Jeff will be late again tonight.
“Don’t wait up,” he always says.

I hate these country roads at night –
twisting, full of ruts. I woke
this morning choking back a scream,
but the dream escaped
with the trembling.

I round a bend, see movement
in the willows.  Slow, I tell myself.
It’s probably nothing.

– Sarah Russell
First published in Black Poppy Review
For Real Toads prompt “chaos theory
Also for Poetry Pantry
Photo: Shutterstock


54 thoughts on “Augury

    1. Thanks so much, Rajani. I usually end up with only about a quarter of what I originally write. I just keep whittling and whittling. Sometimes I lose stuff though that I should keep and can’t think how it went in the poem. I save the first draft but not the subsequent ones. I should train myself to save all the drafts, but I’m too impatient.


      1. Wow! Writing without a net. You’re living dangerously. The last time I did that and immediately started paring down (always a mistake to do it right after the first draft) I ended up with about 6 words and had no idea how I got there. Absolute jibberish! sigh. It really seems to work for you though!

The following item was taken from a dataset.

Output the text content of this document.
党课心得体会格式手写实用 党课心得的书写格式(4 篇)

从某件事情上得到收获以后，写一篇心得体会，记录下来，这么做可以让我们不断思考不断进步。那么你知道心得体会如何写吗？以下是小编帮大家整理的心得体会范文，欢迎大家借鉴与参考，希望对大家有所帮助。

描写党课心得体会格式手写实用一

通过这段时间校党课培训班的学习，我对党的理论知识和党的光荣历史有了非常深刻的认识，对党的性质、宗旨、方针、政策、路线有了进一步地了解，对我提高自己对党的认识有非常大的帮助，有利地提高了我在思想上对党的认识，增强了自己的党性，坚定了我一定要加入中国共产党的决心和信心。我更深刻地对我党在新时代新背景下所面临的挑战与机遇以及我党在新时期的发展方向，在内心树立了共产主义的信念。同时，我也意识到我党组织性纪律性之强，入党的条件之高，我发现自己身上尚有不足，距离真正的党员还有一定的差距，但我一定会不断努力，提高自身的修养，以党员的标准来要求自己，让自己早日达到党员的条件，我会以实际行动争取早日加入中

  1. I love the way you have captured several moments in time in one small poem that is pregnant with meaning, Sarah. I empathise with you about the country roads at night and waking up with a choked back scream – and escaping dreams.Willows!

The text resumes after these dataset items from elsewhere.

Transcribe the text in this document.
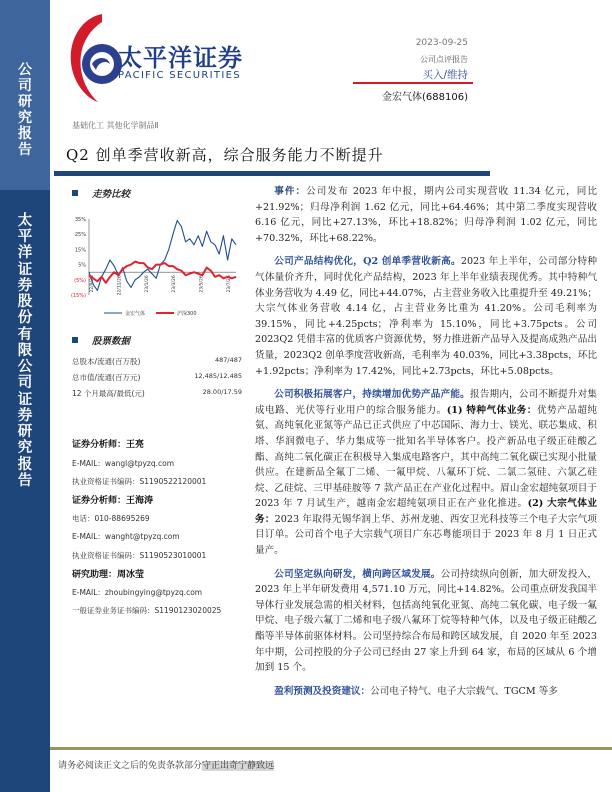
公司研究报告
太平洋证券股份有限公司证券研究报告
太平洋证券
PACIFIC SECURITIES
2023-09-25
公司点评报告
买入/维持
金宏气体(688106)
基础化工 其他化学制品Ⅱ
Q2 创单季营收新高，综合服务能力不断提升
走势比较
35%
25%
15%
5%
(5%)
(15%)
22/9/26	22/11/26	23/1/26	23/3/26	23/5/26	23/7/26
金宏气体	沪深300
股票数据
总股本/流通(百万股)	487/487
总市值/流通(百万元)	12,485/12,485
12 个月最高/最低(元)	28.00/17.59
证券分析师：王亮
E-MAIL：wangl@tpyzq.com
执业资格证书编码：S1190522120001
证券分析师：王海涛
电话：010-88695269
E-MAIL：wanght@tpyzq.com
执业资格证书编码：S1190523010001
研究助理：周冰莹
E-MAIL：zhoubingying@tpyzq.com
一般证券业务证书编码：S1190123020025

事件：公司发布 2023 年中报，期内公司实现营收 11.34 亿元，同比+21.92%；归母净利润 1.62 亿元，同比+64.46%；其中第二季度实现营收 6.16 亿元，同比+27.13%，环比+18.82%；归母净利润 1.02 亿元，同比+70.32%，环比+68.22%。

公司产品结构优化，Q2 创单季营收新高。2023 年上半年，公司部分特种气体量价齐升，同时优化产品结构，2023 年上半年业绩表现优秀。其中特种气体业务营收为 4.49 亿，同比+44.07%，占主营业务收入比重提升至 49.21%；大宗气体业务营收 4.14 亿，占主营业务比重为 41.20%。公司毛利率为 39.15%，同比+4.25pcts；净利率为 15.10%，同比+3.75pcts。公司 2023Q2 凭借丰富的优质客户资源优势，努力推进新产品导入及提高成熟产品出货量，2023Q2 创单季度营收新高，毛利率为 40.03%，同比+3.38pcts，环比+1.92pcts；净利率为 17.42%，同比+2.73pcts，环比+5.08pcts。

公司积极拓展客户，持续增加优势产品产能。报告期内，公司不断提升对集成电路、光伏等行业用户的综合服务能力。(1) 特种气体业务：优势产品超纯氨、高纯氧化亚氮等产品已正式供应了中芯国际、海力士、镁光、联芯集成、积塔、华润微电子、华力集成等一批知名半导体客户。投产新品电子级正硅酸乙酯、高纯二氧化碳正在积极导入集成电路客户，其中高纯二氧化碳已实现小批量供应。在建新品全氟丁二烯、一氟甲烷、八氟环丁烷、二氯二氢硅、六氯乙硅烷、乙硅烷、三甲基硅胺等 7 款产品正在产业化过程中。眉山金宏超纯氨项目于 2023 年 7 月试生产，越南金宏超纯氨项目正在产业化推进。(2) 大宗气体业务：2023 年取得无锡华润上华、苏州龙驰、西安卫光科技等三个电子大宗气项目订单。公司首个电子大宗载气项目广东芯粤能项目于 2023 年 8 月 1 日正式量产。

公司坚定纵向研发，横向跨区域发展。公司持续纵向创新，加大研发投入，2023 年上半年研发费用 4,571.10 万元，同比+14.82%。公司重点研发我国半导体行业发展急需的相关材料，包括高纯氧化亚氮、高纯二氧化碳、电子级一氟甲烷、电子级六氟丁二烯和电子级八氟环丁烷等特种气体，以及电子级正硅酸乙酯等半导体前驱体材料。公司坚持综合布局和跨区域发展，自 2020 年至 2023 年中期，公司控股的分子公司已经由 27 家上升到 64 家，布局的区域从 6 个增加到 15 个。

盈利预测及投资建议：公司电子特气、电子大宗载气、TGCM 等多

请务必阅读正文之后的免责条款部分守正出奇宁静致远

    1. Ooooo Brendan, you’re on a ghostly roll this week. Hope you’re going to submit Quantam Field Theory for publication. I know a couple of places that love that kind of work. Let me know if you want names. You may have a venue in mind already for it.


      1. Thanks Sarah, bad habit, haven’t tried to get anything published for 20 years. I get all I need from my little circle of peers. I’m trying to put a manuscript together combining two veins of work this year.

        Liked by 1 person

  2. I have read your words several times too Sarah and wonderful they are.
    The dream escaping at the trembling – brilliantly described.
    Anna :o]


  3. Once upon a time I drove fearlessly at night. No more. Caution comes with the wisdom of the years. We live a stone’s throw from a huge park populated with many deer who venture out from time to time, often with unfortunate result. Your poem eloquently describes the tension of night-driving near willows!


    1. We lived in the Colorado mountains for several years. Always white-knuckle driving at night. One night there was a moose in the driveway munching on the willows. They’re really, really big!


    1. Thanks, Annell. Kind of mundane action — stopping to get groceries — but relatable for all of us, I guess. That gives me an idea. What if she’d stopped at a bar instead?! Whole different poem. 🙂


  4. How many times has “probably nothing” turned out to be something, something dreadful and dangerous?